Good looking bike.   It is spotless!


----------



## GTs58

Impeccable example! 

I don't think the serial number will give you any info other than an approximate time the frame was built. @Metacortex might be able to add some info on these.


----------



## Eric Amlie

Bike looks like it's brand new!
Nice score.


----------



## PfishB

Very nice example you have.  The Volare is a grail bike for some,  I've only rarely seen them come up for sale.


----------



## Sven

That is one super clean bike! Very nice!


----------



## juvela

-----

Thanks so much for sharing this terrific find!

 




-----


----------



## bricycle

That is simply beautiful!!
wonder if this was a tribute to the Plymouth Volare car as they were out at the time.
Volare car out in 1976... Schwinn offered 1977+78


----------



## kostnerave

Wow, Thank you so much for the kind words and helpful information.


----------



## Tim s

Beautiful bike!
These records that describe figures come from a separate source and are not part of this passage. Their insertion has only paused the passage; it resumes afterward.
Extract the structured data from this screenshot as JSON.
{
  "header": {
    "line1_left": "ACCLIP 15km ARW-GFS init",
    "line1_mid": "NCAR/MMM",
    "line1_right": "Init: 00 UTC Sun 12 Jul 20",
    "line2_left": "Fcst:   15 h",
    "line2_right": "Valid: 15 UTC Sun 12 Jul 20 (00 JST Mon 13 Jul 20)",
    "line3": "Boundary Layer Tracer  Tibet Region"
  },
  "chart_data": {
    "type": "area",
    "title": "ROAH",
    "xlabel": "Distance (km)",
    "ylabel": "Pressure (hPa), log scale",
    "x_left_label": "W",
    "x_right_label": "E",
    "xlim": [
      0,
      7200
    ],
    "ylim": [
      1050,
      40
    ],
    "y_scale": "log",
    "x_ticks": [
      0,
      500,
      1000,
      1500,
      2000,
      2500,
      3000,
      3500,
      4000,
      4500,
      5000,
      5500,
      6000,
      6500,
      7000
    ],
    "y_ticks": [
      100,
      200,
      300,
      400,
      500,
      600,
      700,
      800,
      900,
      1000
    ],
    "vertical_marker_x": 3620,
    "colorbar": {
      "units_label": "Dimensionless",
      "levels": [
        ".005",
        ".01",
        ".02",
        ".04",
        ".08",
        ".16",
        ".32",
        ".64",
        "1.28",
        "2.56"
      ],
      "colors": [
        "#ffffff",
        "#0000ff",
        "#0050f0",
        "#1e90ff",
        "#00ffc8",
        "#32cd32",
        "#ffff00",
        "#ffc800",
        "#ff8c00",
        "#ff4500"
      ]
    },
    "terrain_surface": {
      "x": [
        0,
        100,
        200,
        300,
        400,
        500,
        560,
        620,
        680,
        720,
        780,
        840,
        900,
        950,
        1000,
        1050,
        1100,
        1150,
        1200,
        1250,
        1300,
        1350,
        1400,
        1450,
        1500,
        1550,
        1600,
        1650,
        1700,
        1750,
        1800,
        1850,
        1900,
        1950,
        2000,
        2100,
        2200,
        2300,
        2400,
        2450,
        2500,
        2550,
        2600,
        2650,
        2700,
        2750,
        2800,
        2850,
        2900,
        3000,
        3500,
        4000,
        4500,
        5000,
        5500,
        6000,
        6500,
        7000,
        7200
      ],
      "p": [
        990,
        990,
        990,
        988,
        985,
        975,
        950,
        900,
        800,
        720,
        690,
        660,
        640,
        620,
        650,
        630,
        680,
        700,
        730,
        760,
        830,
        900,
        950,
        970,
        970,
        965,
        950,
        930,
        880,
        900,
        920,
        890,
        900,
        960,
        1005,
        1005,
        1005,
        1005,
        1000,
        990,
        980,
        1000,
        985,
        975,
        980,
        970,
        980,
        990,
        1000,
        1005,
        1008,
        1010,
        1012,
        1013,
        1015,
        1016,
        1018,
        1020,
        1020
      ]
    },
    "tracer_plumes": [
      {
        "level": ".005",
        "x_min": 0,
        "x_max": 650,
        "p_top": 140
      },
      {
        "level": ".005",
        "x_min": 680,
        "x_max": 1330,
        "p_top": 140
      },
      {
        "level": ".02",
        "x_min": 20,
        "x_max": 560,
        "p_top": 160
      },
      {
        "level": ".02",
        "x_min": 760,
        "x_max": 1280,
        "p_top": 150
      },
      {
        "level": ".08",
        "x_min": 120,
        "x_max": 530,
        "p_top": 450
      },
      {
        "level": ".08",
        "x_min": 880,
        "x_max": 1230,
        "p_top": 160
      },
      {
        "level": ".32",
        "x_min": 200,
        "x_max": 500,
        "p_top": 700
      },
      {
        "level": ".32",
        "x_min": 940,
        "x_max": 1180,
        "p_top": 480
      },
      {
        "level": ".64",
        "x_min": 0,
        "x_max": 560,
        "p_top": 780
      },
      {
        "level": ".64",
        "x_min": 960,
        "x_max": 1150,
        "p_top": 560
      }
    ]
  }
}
I have read that Schwinn told Panasonic to build a bike equal to the Paramount and the Volare is what they built. I have 2 of them that I bought about 5 years ago and I continue to look for them on eBay, CL and at the 4-5 bike shows that I attend each year. I haven’t ever seen them at the bike shows and rarely see them on eBay anymore. Considering that they were only made for two years IMHO I would call them rare. The blue bike is a Paramount and the other two are Volaries. Tim


----------



## kostnerave

Tim, Those are some beautiful bikes! Thank you for the added insight as to why Schwinn went to Panasonic for a Japanese version of the Paramount.


----------



## Mr.RED

Nothing better then Scwhinn bike porn.


----------



## kostnerave

Agreed!!!


----------



## Wingslover

Those lugs!!!


----------



## Ernbar

The Japanese built Schwinns  ride SUPER smooth. They are a bit lighter than the Chicago built 10 spds. I have a 74 Le Tour and the frame was also made by Panasonic .


----------



## Quakertownrich

This is a grail bike for me, and I may have one in my hands shortly.


----------



## jeffklim

GTs58 said:


> Impeccable example!
> 
> I don't think the serial number will give you any info other than an approximate time the frame was built. @Metacortex might be able to add some info on these.
> 
> View attachment 1123812



thank you appreciate it!


----------